Photos by Laura Joksaite

If a beautiful zebra swallowtail butterfly gracefully glided into a garden up in the northern part of the city, you might be as surprised as if a real zebra trotted in!

Zebra swallowtails are rare up there where salty waterways dominate the landscape.  But down in the southern part of the city, the beauties are more commonplace, because that’s where freshwater flows and pawpaw trees grow.

Pawpaws are the only host plant a zebra swallowtail caterpillar will eat. The trees are common along freshwater bottomlands, flood plains and even ditches.  Like the zebra swallowtail, the pawpaw is unusual.

Its branches with big, long leaves are reminiscent of umbrellas.  It blooms with purple flowers in spring that produce long, tasty yellowish green fruit in summer.

Not only are zebra swallowtails found among the pawpaws, but “Dear little Suzy” of the folk song can be found, picking paw paws “way down yonder in the pawpaw patch.“

Laura Joksaite took these beautiful photos of zebra swallowtails at Stumpy Lake, a big area of fresh water and wetlands, part of the North Landing River waterway system.
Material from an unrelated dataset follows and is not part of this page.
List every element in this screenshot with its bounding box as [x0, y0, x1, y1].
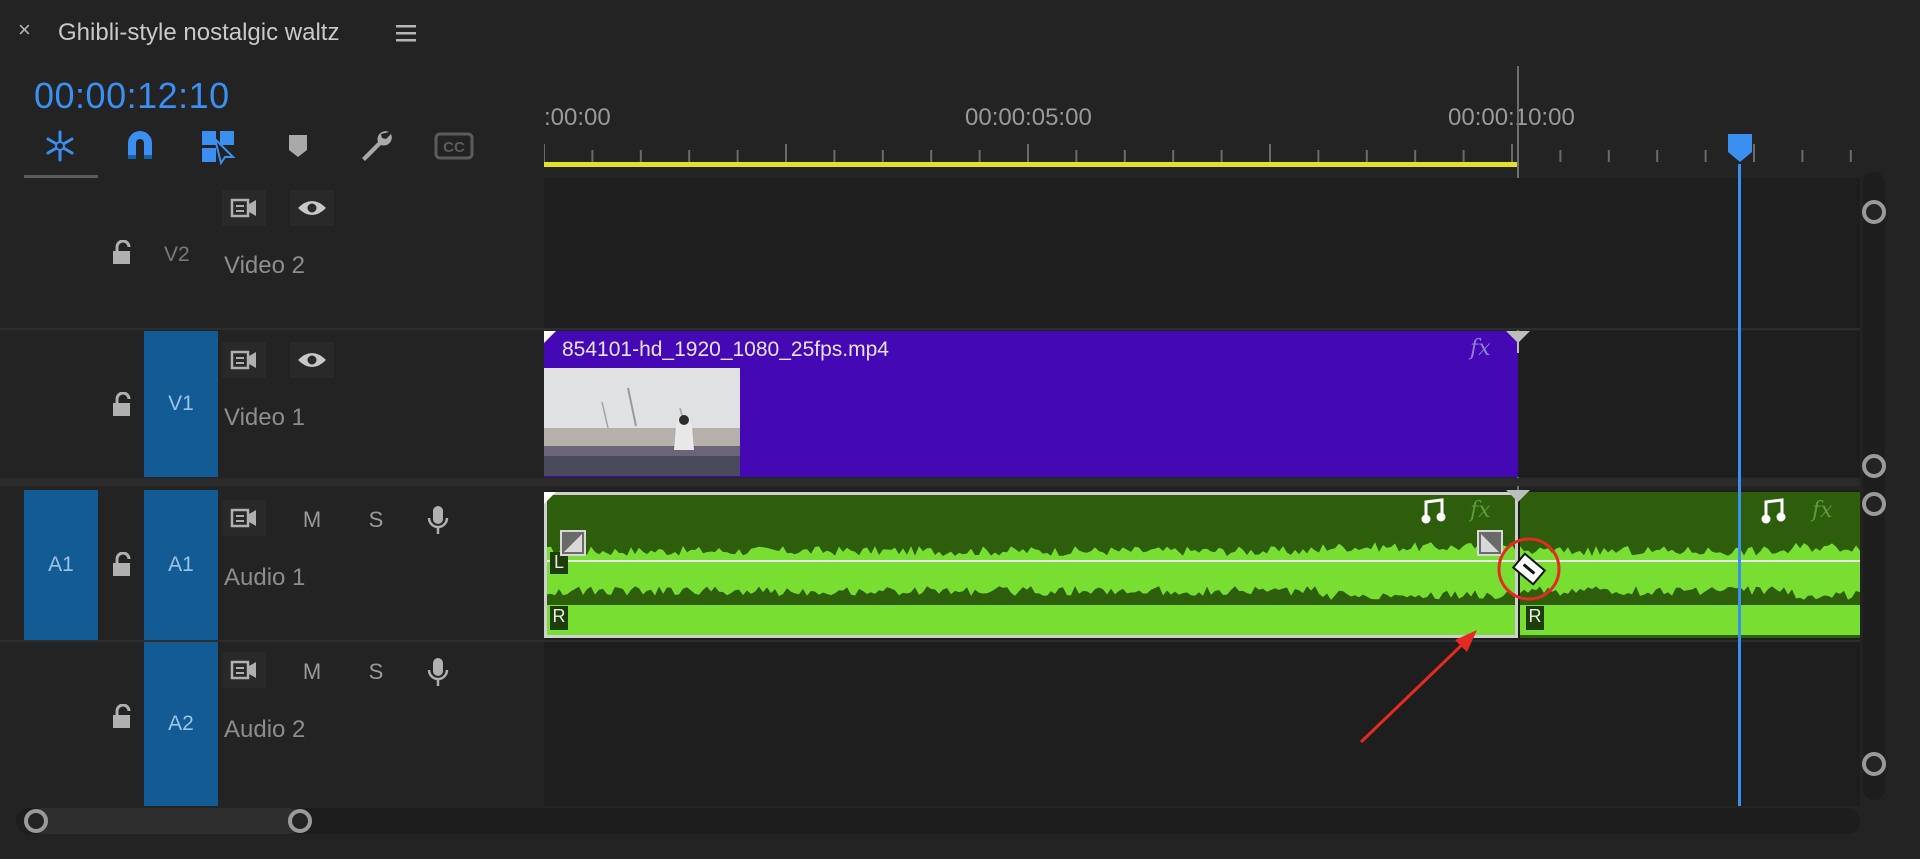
lock-icon-v2[interactable] — [110, 239, 134, 266]
linked-selection-icon[interactable] — [198, 126, 238, 166]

The butterflies can be seen in summer in similar habitats across Virginia and much of the south.

 

 

Zebra swallowtails must have been Mother Nature’s best blueprint for a swallowtail butterfly.  They feature the longest “tails” of any swallowtail in the country.  And they appear to know just how special their tails are, as they fly gracefully about as if to tease with their beauty.

They are easy to identify with their long tails and black and white zebra stripes.  They also feature splotches of red at the base of their wings, and a red streak on each underwing.

By happenstance, you might also be taken aback by the sight of the somewhat similar zebra longwing butterfly in your garden.  These interesting looking butterflies with longish horizontal black and white stripes and equally long horizontal wings, might arrive in our area as an egg or caterpillar on the butterfly’s host plant, a passionflower, shipped in from, say, a Florida nursery.

But the zebra swallowtail is in Virginia Beach precisely for the pawpaws.  I planted a little pawpaw tree several years ago, and it’s growing ever so slowly—no blooms yet.   I’ll probably be long gone before a female zebra swallowtail finds it and lays her eggs, but it’s nice dreaming about the possibility.